The plan was to turn the rebels from supporting the uprising towards being in favour of the government. Ultimately this would crush the insurgency.
There was only one problem with the plan. The Sultan of Oman was opposed to it.
4
Room Service?
For decades, Oman had been ruled by a tyrannical and feudal Sultan, Said bin Taimur, who had been on the throne since 1932. Capricious and paranoid, he had created the perfect conditions for insurrection. In a display of arrogance that made Louis XIV look restrained, he flaunted his riches but refused to part with any of the fabulous new wealth provided by the oil bursting out between the rocks of the Omani deserts.
If you lived in 1969 and wondered what the world was like when Jesus and the Apostles wandered the Middle East, then Oman was the place to be – that was, if you could get a visa. Foreigners were only allowed to visit with the express permission of the Sultan, who handled all visa applications personally.

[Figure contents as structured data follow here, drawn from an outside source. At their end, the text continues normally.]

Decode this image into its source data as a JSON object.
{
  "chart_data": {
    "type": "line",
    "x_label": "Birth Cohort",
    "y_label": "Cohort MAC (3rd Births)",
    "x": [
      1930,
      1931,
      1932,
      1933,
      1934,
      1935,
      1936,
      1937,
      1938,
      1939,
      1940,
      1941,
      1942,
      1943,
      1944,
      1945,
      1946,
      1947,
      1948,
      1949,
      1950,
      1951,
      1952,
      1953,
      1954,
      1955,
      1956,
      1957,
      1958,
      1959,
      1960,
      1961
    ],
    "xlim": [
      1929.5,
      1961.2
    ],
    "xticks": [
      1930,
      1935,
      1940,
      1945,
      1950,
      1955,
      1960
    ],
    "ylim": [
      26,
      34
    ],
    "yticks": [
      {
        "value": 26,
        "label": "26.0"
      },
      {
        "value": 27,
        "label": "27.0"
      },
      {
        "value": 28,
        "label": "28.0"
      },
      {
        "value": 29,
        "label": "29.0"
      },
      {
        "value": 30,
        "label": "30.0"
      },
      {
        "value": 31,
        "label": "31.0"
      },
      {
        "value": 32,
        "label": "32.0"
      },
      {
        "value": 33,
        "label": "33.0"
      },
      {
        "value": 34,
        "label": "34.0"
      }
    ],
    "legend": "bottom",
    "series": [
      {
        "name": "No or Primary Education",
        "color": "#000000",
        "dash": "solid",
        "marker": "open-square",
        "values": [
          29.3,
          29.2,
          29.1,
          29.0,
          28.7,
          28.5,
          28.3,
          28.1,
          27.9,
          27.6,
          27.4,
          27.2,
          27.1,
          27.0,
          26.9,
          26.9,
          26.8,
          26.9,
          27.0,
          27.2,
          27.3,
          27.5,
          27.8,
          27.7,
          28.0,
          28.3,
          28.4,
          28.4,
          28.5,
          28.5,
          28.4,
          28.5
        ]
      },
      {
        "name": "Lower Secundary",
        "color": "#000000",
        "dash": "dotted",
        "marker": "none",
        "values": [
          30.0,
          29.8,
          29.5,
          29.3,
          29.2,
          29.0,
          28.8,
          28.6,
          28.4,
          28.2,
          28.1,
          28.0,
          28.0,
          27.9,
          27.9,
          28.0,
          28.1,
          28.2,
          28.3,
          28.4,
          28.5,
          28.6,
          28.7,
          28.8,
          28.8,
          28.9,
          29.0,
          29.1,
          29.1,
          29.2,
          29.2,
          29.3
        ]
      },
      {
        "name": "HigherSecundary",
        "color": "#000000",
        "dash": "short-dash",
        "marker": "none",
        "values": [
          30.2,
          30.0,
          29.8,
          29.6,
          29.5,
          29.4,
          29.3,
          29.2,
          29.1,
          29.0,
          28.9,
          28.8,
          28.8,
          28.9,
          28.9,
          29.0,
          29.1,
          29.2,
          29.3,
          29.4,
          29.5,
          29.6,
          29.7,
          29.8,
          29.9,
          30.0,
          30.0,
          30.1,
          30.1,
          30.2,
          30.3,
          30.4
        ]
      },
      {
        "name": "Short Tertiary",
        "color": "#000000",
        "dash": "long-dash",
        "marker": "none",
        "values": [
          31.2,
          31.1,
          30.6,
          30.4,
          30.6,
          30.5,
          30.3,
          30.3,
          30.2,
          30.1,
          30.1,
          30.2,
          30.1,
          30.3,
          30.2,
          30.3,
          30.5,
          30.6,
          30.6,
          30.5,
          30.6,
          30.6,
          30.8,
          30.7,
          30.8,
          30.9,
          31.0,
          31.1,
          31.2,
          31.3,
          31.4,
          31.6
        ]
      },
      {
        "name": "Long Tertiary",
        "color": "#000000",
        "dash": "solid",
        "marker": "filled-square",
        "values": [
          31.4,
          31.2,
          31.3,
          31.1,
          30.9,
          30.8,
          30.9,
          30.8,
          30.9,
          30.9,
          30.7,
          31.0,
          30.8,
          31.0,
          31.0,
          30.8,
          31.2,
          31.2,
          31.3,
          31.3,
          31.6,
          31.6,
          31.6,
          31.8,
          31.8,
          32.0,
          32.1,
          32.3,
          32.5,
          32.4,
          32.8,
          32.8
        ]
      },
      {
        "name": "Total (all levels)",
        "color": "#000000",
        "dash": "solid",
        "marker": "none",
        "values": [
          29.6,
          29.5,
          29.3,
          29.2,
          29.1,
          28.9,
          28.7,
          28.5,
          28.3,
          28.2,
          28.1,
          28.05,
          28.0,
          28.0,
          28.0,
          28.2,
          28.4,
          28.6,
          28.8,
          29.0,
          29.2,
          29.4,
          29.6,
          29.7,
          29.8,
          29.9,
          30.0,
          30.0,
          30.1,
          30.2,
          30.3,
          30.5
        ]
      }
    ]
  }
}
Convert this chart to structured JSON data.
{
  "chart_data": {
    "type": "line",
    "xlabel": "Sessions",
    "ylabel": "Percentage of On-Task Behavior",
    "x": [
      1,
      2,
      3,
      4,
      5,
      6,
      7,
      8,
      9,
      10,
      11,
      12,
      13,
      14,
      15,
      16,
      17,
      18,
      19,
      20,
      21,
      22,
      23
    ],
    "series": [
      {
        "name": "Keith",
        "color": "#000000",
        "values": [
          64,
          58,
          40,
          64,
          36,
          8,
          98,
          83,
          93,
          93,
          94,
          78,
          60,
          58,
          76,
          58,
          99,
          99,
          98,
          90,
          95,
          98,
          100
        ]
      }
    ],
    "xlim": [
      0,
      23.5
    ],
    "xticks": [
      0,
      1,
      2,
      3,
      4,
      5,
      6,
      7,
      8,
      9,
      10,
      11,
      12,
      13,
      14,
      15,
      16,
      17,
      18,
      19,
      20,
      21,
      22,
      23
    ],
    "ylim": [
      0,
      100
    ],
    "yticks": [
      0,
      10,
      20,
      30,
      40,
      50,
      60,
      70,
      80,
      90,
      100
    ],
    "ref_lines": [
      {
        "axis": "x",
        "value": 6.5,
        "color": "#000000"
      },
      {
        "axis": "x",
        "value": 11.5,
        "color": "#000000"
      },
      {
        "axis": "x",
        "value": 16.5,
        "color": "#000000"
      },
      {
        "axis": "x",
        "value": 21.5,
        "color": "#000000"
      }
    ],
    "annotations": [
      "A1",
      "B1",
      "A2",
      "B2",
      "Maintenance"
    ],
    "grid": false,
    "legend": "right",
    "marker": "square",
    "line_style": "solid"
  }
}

A busy man, he processed them only rarely and then with a very slow hand. Casual visitors had no better joy. If a ship docked in Muscat harbour, the sailors had to stay on board. There were no printing presses in the country, no newspapers and no radio stations. When challenged on this by a British diplomat, the Sultan snapped back, ‘That’s why you lost India, because you educated the people.’

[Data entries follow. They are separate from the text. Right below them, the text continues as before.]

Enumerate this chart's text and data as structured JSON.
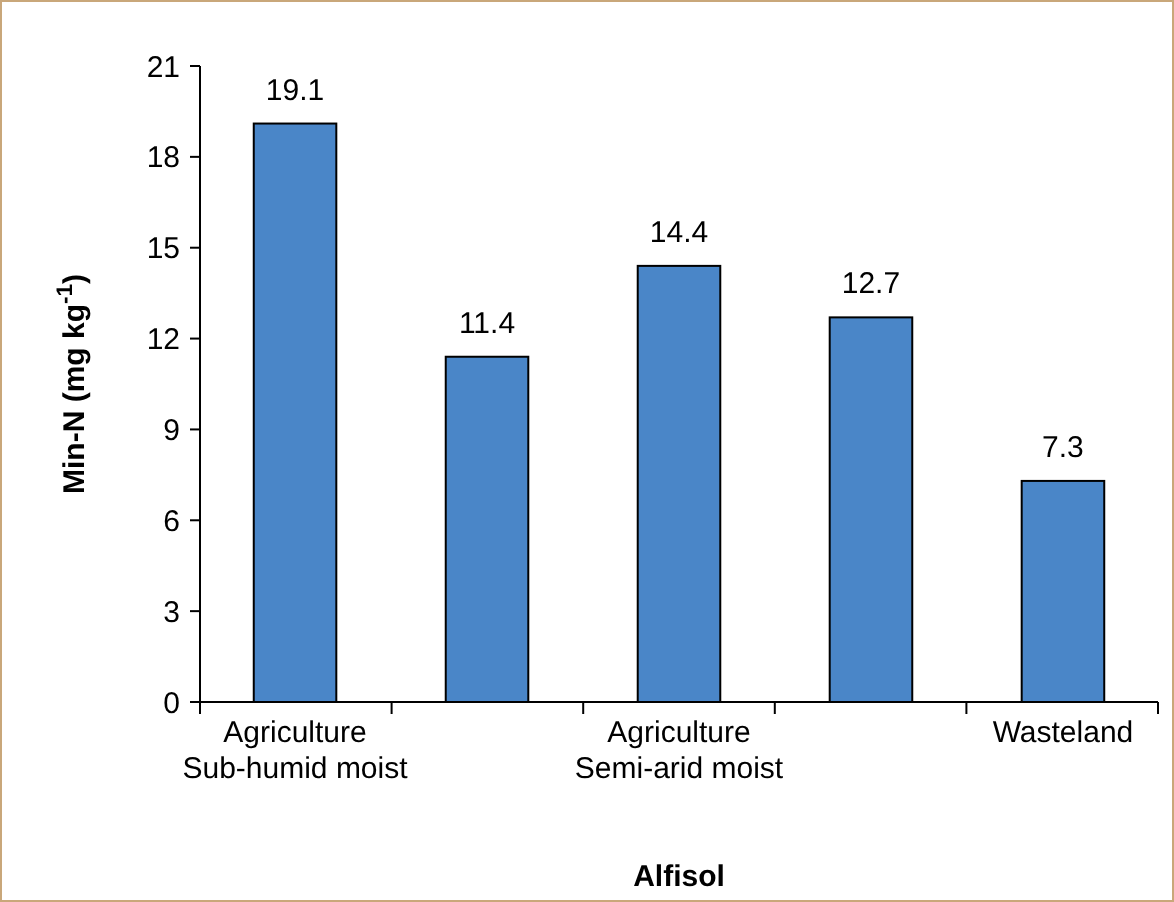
{
  "chart_data": {
    "type": "bar",
    "xlabel": "Alfisol",
    "ylabel": "Min-N  (mg kg$^{-1}$)",
    "categories": [
      "Agriculture\nSub-humid moist",
      null,
      "Agriculture\nSemi-arid moist",
      null,
      "Wasteland"
    ],
    "values": [
      19.1,
      11.4,
      14.4,
      12.7,
      7.3
    ],
    "color": "#4a86c8",
    "ylim": [
      0,
      21
    ],
    "yticks": [
      0,
      3,
      6,
      9,
      12,
      15,
      18,
      21
    ],
    "grid": false,
    "data_labels": true
  }
}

Locked in the long distant past, Oman was a country with just four schools, little health care, no public transport and no modern water-management resources. This was a joyless place, especially for young people. Beating a drum in public was banned, as was playing football, along with the wearing of spectacles. No one was allowed to build a new house or repair an old one. Even if an Omani had money – and very few did – then it was against the law to own a car or a gas stove or to cultivate new land. Apart from the Sultan, only one person had a car – the British Ambassador, who drove a stately old Austin, one of those great saloons with walnut panelling and sofas rather than modern body-shaped seats. The Ambassador had little opportunity to use the gears, steering wheel or indicators as there were only three miles of tarmac road, from the Sultan’s palace in Muscat to the airport.